L’équipe utilise E. coli à ce stade car c’est simple de travailler avec elle, explique Jones. Mais, à terme, les chercheurs espèrent transplanter le processus d' E. Coli dans des bactéries photosynthétiques afin que la lumière du soleil fournisse l'énergie nécessaire au fonctionnement des cellules plutôt que le régime alimentaire en nutriments requis par E. coli . Cela réduira à nouveau le nombre d'étapes dans le processus, mais il reste encore beaucoup à faire avant que les scientifiques atteignent ce stade.
«Seuls les systèmes théoriquement parfaits ou quasi théoriquement parfaits auront jamais une chance d'être commercialisés», déclare M. Jones. «C’est pourquoi il est important d’essayer d’atteindre un processus qui fonctionne le mieux possible.» Pour le moment, Jones estime qu’ils devront produire 1 000 à 5 000 fois plus de carburant à partir de leur processus avant que l’industrie ne montre un intérêt. Et à partir de ce moment-là, il faudrait plus d'ingénierie et de raffinement avant de pouvoir être commercialement viable comme alternative aux combustibles fossiles existants.

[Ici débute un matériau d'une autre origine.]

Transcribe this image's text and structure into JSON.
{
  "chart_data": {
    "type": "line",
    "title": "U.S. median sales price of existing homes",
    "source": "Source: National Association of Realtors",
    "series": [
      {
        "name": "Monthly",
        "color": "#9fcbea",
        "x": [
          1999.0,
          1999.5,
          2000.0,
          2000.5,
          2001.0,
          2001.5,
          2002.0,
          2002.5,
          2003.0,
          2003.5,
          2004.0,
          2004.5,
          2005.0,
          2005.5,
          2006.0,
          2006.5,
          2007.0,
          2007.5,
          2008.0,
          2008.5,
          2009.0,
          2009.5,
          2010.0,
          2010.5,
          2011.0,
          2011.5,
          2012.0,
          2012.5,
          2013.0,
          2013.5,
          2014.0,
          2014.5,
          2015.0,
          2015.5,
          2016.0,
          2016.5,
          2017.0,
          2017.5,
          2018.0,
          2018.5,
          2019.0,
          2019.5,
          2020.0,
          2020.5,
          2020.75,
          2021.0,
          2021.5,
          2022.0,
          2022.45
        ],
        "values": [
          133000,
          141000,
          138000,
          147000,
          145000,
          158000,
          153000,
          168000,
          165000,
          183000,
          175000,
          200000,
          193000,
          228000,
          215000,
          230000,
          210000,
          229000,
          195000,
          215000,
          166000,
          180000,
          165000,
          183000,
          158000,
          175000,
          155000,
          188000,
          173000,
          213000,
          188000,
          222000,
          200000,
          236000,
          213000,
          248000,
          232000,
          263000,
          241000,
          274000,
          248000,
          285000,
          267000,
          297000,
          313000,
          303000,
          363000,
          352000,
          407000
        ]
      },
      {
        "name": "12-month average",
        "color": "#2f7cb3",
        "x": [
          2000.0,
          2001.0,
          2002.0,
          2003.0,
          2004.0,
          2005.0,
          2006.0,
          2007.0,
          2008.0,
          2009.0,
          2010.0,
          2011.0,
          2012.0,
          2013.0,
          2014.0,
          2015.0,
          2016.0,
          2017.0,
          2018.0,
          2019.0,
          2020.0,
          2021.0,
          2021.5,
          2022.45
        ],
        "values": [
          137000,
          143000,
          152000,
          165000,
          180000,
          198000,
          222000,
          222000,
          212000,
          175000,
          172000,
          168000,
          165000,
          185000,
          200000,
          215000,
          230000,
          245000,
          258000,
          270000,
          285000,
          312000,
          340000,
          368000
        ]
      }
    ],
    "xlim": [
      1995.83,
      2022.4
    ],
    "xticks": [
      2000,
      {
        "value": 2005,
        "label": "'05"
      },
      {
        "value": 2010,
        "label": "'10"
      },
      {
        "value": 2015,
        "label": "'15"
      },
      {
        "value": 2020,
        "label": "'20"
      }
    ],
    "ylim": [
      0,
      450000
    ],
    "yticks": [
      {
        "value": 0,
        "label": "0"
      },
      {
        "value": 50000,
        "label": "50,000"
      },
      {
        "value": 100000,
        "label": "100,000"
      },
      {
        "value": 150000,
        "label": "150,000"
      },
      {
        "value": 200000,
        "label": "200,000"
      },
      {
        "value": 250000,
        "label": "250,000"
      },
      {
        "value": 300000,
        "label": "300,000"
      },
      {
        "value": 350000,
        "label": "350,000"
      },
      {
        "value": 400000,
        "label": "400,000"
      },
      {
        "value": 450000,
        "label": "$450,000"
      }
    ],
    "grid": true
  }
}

«Certains problèmes résident dans les enzymes que nous utilisons», déclare Jones. «Il faudra donc rechercher d’autres enzymes ou améliorer les enzymes que nous avons, et ce seront de grands projets en soi.»
Il est clair que nous n'allons pas conduire des voitures ou griller des hamburgers avec du propane produit par les bactéries et le soleil de si tôt. Mais dans un article du Imperial College de Londres, Jones a déclaré qu'il espérait que le processus deviendrait commercialement viable dans les 5 à 10 prochaines années.
Même si cette estimation est généreuse, la production de propane à énergie solaire pourrait être prête à temps pour accélérer le passage des combustibles usés à des alternatives plus respectueuses de l'environnement.